Sinner tem 22 anos e já opera com a maturidade competitiva de alguém com dez anos a mais de carreira. Quando olho para isso, penso nos jovens que treinam no clube do meu filho, e penso também nos profissionais jovens que entram na UNODATA.

A pergunta que me faço nos dois contextos é a mesma: estou criando ambiente que desenvolve sistema, ou ambiente que só recompensa resultado?

Há uma diferença enorme entre as duas coisas. Recompensar só resultado gera performance esporádica, dependente de condição favorável. Desenvolver sistema gera atleta e profissional que entregam mesmo quando o dia está difícil.

Os pontos de convergência que observo entre formação esportiva séria e formação de times de alto desempenho em TI:

  • Feedback imediato e específico, não genérico.
  • Rotina de revisão do que funcionou e do que não funcionou, sem busca de culpado.
  • Clareza sobre qual é o padrão mínimo aceitável de entrega.
  • Liberdade para experimentar dentro de um framework definido.
  • Liderança que modela comportamento, não só discursa sobre ele.

Sinner tem isso numa academia, num técnico, numa rotina.
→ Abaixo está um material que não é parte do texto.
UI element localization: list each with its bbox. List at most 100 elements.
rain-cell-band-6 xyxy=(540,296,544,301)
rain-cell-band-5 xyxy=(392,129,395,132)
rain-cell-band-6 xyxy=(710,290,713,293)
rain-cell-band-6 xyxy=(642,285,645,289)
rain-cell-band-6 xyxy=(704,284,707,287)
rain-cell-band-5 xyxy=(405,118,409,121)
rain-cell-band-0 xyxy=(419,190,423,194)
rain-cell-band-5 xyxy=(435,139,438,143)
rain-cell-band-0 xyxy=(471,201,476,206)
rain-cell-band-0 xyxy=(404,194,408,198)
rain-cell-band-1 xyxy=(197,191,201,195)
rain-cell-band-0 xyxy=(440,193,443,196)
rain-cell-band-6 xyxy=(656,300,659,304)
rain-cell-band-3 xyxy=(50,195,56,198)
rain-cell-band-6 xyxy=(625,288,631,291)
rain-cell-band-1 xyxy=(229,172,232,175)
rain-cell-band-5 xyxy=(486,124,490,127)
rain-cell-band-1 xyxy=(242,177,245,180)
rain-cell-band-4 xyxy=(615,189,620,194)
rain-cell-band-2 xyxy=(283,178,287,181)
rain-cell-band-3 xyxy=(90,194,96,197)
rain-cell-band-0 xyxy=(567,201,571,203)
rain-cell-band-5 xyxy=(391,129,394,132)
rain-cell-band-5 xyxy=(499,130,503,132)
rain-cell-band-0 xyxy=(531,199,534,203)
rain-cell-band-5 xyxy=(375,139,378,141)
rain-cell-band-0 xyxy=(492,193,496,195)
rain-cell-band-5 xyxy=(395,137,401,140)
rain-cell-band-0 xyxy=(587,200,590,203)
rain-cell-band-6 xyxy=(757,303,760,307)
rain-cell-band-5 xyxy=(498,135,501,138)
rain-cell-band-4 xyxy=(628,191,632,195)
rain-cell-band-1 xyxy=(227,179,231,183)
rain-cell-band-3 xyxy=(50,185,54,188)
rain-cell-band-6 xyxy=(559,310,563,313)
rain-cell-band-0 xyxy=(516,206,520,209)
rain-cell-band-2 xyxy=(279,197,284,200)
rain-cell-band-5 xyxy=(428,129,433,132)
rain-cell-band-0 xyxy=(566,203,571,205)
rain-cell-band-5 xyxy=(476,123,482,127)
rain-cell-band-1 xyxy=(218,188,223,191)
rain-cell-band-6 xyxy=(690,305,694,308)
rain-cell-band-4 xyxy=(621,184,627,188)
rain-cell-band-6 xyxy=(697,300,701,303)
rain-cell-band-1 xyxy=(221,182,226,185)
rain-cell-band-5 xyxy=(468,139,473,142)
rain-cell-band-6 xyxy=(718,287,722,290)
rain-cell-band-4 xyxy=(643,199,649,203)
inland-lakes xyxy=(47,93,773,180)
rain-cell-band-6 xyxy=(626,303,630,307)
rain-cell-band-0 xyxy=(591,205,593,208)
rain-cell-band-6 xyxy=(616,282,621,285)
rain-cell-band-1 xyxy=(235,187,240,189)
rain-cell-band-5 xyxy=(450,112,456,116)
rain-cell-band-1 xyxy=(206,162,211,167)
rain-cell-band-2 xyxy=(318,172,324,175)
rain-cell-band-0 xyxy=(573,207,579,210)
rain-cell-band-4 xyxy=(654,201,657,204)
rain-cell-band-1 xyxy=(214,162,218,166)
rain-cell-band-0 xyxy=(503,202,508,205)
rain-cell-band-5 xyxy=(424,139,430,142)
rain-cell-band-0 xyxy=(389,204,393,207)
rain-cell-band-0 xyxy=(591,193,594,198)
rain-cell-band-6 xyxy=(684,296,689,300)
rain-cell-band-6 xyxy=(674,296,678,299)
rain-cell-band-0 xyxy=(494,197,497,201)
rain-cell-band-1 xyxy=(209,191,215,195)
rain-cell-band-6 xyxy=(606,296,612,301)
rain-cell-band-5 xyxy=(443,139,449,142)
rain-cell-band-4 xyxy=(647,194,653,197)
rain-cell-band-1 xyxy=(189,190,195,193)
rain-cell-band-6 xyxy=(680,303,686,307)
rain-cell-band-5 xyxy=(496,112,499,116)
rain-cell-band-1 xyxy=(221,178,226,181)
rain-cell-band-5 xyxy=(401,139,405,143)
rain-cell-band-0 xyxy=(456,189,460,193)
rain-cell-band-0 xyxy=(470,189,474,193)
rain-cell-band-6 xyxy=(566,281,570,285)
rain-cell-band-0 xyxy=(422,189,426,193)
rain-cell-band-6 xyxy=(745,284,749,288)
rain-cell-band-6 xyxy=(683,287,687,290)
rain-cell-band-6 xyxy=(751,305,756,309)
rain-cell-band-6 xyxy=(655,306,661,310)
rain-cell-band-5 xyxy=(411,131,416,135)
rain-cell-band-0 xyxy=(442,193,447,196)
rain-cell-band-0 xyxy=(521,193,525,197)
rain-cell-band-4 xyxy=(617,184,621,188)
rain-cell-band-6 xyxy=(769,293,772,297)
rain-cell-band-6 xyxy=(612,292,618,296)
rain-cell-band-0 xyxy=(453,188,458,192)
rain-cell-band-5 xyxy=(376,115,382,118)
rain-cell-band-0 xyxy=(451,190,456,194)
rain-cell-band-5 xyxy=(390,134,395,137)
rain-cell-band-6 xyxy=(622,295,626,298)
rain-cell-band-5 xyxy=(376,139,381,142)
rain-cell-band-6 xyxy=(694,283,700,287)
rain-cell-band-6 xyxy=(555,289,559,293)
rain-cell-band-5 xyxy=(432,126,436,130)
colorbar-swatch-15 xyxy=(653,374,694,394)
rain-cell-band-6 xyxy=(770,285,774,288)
Meu desafio como CEO é construir o equivalente organizacional disso na UNODATA.

A pergunta que o 6-1, 6-2 deixou aberta

Torneios terminam. Rankings mudam. Zverev vai vencer Sinner em outros dias. Isso é certo.

O que não muda de um jogo para o outro é o sistema que está por baixo da performance. E é exatamente isso que eu persigo aqui: construir uma operação que não dependa de circunstância favorável para entregar bem.

Não tenho resposta definitiva sobre se estamos lá ainda. Mas sei que é o único caminho que faz sentido quando você quer construir algo que dure.


Perguntas frequentes

O que diferencia um profissional consistente de um talentoso?

Talento cria picos de performance. Consistência cria média elevada ao longo do tempo. O profissional consistente tem processos internos definidos, reage bem ao erro e entrega independente do ambiente. O talentoso depende de condição favorável para brilhar.

Como aplicar os princípios de alta performance esportiva na gestão de times de TI?

Os princípios centrais são: feedback específico e imediato, revisão regular de processos sem caça ao culpado, critério claro sobre padrão mínimo de entrega e liderança que modela o comportamento esperado. Não são conceitos novos, mas poucos times aplicam de forma sistemática.

Por que um CEO de tecnologia deveria prestar atenção em resultados esportivos?

Esporte de alto nível é um laboratório de gestão de performance com resultados mensuráveis em tempo real. Placar, ranking, estatística de erro não forçado: tudo isso é dado limpo sobre como um sistema humano opera sob pressão. É difícil encontrar esse nível de clareza no ambiente corporativo.

O que significa ter um sistema operacional sólido numa empresa de TI?

Significa que os processos de entrega, decisão e revisão funcionam independentemente de quem está de plantão ou do humor do cliente. A empresa entrega bem porque o processo exige isso, não porque as pessoas certas estiveram disponíveis no momento certo.